Studying these commandments, we must realize that God is not telling us to inscribe these words on public and secular buildings. The second commandment tells us that no physical rendition of God can possibly encompass the person or action of the Lord of the universe. The problem with idols and even inscriptions is that we come to believe that what we have imagined, drawn, or described is an adequate representation. It never has and never can be. Doctrines, theologies, and creeds can either be suggestive of God or they can become idols.
Even more vital than idolatry is the question of where and when we experience God. There are two polarities in our relationship with God. On the one hand there is the need to experience his presence in a personal manner. We call this the closeness or imminence of God. At the same time we also need to realize the mind-boggling distance between the divine and the human. Every morning and evening in my prayers I am dumbfounded when I realize that one so insignificant as I am calling upon the Creator of the Cosmos. (That is not humility on my part for, from a purely rational and cosmic standpoint, we are all insignificant!).

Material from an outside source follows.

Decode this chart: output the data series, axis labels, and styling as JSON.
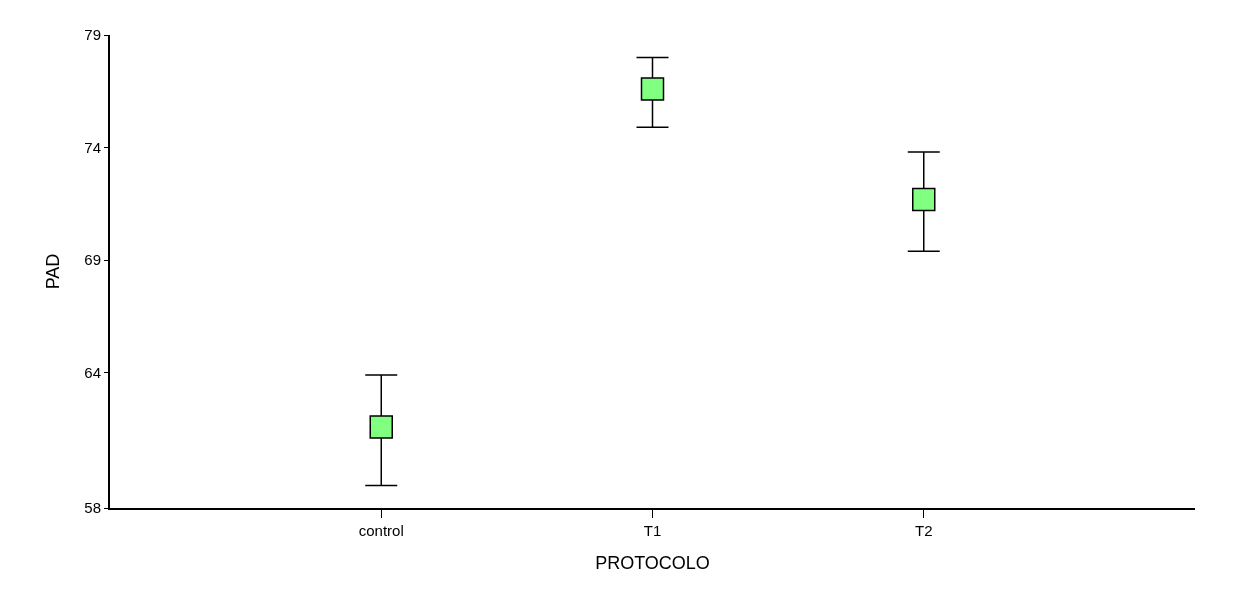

We see this tension in the problem of the Ark of the Covenant. All of us try to determine a place where we can experience God. For some it may be as local church or a soaring cathedral. Still others require a view of the night sky, while others achieve the same satisfaction on the rim of the Grand Canyon. Or it may not be so much a question of where, but how? Some may find it in ritual; others in private devotions; some may require a prayer book, while others use a rosary, a crucifix, or an empty cross, altered states of consciousness, moments of rapture, theological disputation, Biblical study, and much more. All of these are attempts to localize God where we can find him (or be found by him). Every form of religion makes attempts to specifically locate the experience of the Divine. That is understandable and even permissible, so long as we do not try to limit God to the physical, ritual, or emotional place we have chosen. We must know and accept that we cannot, must not, try to control God. That is an arrogance that is destructive to the will of God. W.J Harrelson reminds us that, “The name of Israel’s God, Yahweh, is nowhere fully explained in the OT” (Old Testament). Jews did not even say the name because they knew that beyond their understanding there was so much more of God than they could perceive.
The Ark of the Covenant (10:2-5), always located within the tabernacle and later the Jerusalem Temple, was a constant symbol and reminder of God’s presence. But it also could be harmful if the people thought of God as confined to the ark – as in “confined” to my experience of the Divine, my church, my branch of Christianity, my doctrines and creeds, my spiritual experience. The operative negativity here aimed at God is the word “my”– the tendency to reverse the Creation Act as if God was created in our image.
ALL HIS WAYS
Deuteronomy 10:16 may be less understandable to us today than it was to the Israelite.
Circumcision was a symbolic act signifying the opening of the male to God’s will. It is used here as a metaphor: open your hearts and life to God’s will. Lev. 26:41 and Jeremiah 4:4 speak of an “uncircumcised heart,” Exodus 6:12,20 of “uncircumcised lips,” and Jeremiah 6:10 of “uncircumcised ears.” All of these are metaphors of opening thyself to God.
So, let us return to the original question: what does God really require of us? Lovingly giving himself to us, he wants us to lovingly respond to him. “He is your praise; he is your God. Who has done for you these great and terrible things which your eyes have seen” (10:21). And we do that, keeping at the forefront the things that the Bible tells us He so repeatedly was, and is, concerned with. “And now Israel [read disciple of Jesus Christ], what does the Lord your God require of you, but to fear the Lord your God, to walk in all his ways, to love him, to serve the Lord with all your heart and with all your soul, and to keep the commandments and the statutes of the Lord, which I command you this day for your good” (10:12,13).
And do you need to ask what more specifically he has in mind for you and me? This God is “not partial and takes no bribe. He executes justice for the fatherless and the widow. And loves the sojourner (immigrant), giving him food and clothing…for you were sojourners in the land of Egypt” (10:18,19). In Egypt and the 13 colonies, the Great Plains, the Rocky Mountains, the Pacific Coast, and even beyond that. If you don’t like the answer to that question, don’t ask it. But we must!